US President Donald Trump has not informed Israel of whether he will withdraw from the Iran nuclear deal it opposes on or before a May 12 deadline, a senior Israeli official said Sunday.

The comments came as Israel pushed its case to have the deal changed or eliminated, arguing intelligence documents it recently unveiled on Iran's alleged nuclear ambitions helped demonstrate why.

Some experts and analysts believe Trump will pull out of the agreement concluded in 2015 under his predecessor Barack Obama and which he has harshly criticised.

They have also questioned whether Israeli Prime Minister Benjamin Netanyahu's televised unveiling of the trove of tens of thousands of intelligence documents on April 30 was coordinated with Washington.
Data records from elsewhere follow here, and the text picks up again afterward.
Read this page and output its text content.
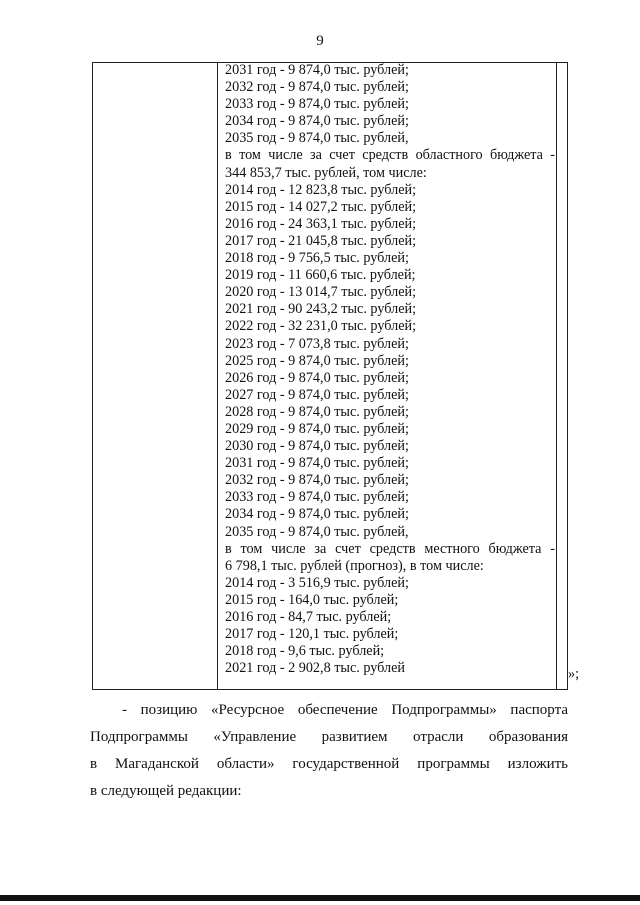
9
2031 год - 9 874,0 тыс. рублей;
2032 год - 9 874,0 тыс. рублей;
2033 год - 9 874,0 тыс. рублей;
2034 год - 9 874,0 тыс. рублей;
2035 год - 9 874,0 тыс. рублей,
в том числе за счет средств областного бюджета -
344 853,7 тыс. рублей, том числе:
2014 год - 12 823,8 тыс. рублей;
2015 год - 14 027,2 тыс. рублей;
2016 год - 24 363,1 тыс. рублей;
2017 год - 21 045,8 тыс. рублей;
2018 год - 9 756,5 тыс. рублей;
2019 год - 11 660,6 тыс. рублей;
2020 год - 13 014,7 тыс. рублей;
2021 год - 90 243,2 тыс. рублей;
2022 год - 32 231,0 тыс. рублей;
2023 год - 7 073,8 тыс. рублей;
2025 год - 9 874,0 тыс. рублей;
2026 год - 9 874,0 тыс. рублей;
2027 год - 9 874,0 тыс. рублей;
2028 год - 9 874,0 тыс. рублей;
2029 год - 9 874,0 тыс. рублей;
2030 год - 9 874,0 тыс. рублей;
2031 год - 9 874,0 тыс. рублей;
2032 год - 9 874,0 тыс. рублей;
2033 год - 9 874,0 тыс. рублей;
2034 год - 9 874,0 тыс. рублей;
2035 год - 9 874,0 тыс. рублей,
в том числе за счет средств местного бюджета -
6 798,1 тыс. рублей (прогноз), в том числе:
2014 год - 3 516,9 тыс. рублей;
2015 год - 164,0 тыс. рублей;
2016 год - 84,7 тыс. рублей;
2017 год - 120,1 тыс. рублей;
2018 год - 9,6 тыс. рублей;
2021 год - 2 902,8 тыс. рублей	»;
- позицию «Ресурсное обеспечение Подпрограммы» паспорта
Подпрограммы «Управление развитием отрасли образования
в Магаданской области» государственной программы изложить
в следующей редакции:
"In effect, I don't know what Trump will decide because he hasn't told me," the senior Israeli official said on condition of anonymity, making clear Israel had not yet been informed of Trump's decision.

The official added however that "I think that he has the same sceptical view."

Proponents of the nuclear deal argued the trove of documents Israel obtained from Tehran shed little new light on Iran's nuclear programme and in fact made the case for why the accord is important.

Netanyahu argues the documents show the deal with his country's main enemy was built on a lie -- Iran denied having pursued nuclear weapons -- and demonstrates it has a secret atomic weapons programme ready to activate at any time.

World powers that were party to the agreement, including Britain and France, said those arguments only strengthened the reasoning for the deal, which has safeguards in place designed to keep Iran from pursuing nuclear weapons.

They also said the intelligence documents did not show Iran was violating the deal.

Trump could decide by May 12 to reimpose US sanctions on Iran lifted as part of the agreement.

The Israeli official said while he did not know what Trump's course of action would be, there could be a range of options.

He said he believed one option could be Trump declining to renew a waiver on sanctions against Iran due to expire on May 12, but using the lag time between when sanctions take effect to negotiate from a stronger position.

Trump could alternatively decide to single out firms key to Iran's economy for what are known as secondary sanctions to apply pressure on Tehran.

"I think you want to ratchet up the pressure," the Israeli official said.

Netanyahu on Sunday meanwhile disputed arguments from deal proponents that the intelligence trove he unveiled had no new details. He also said it did not matter if Iran violated the agreement or not since the deal was fatally flawed.

"If you don?t violate a dangerous deal, it doesn?t make it less dangerous," he said.

Trump and his Middle East allies, particularly Israel, argue the agreement was too weak and needs to be replaced with a more permanent arrangement and supplemented by controls on Iran's missile programme.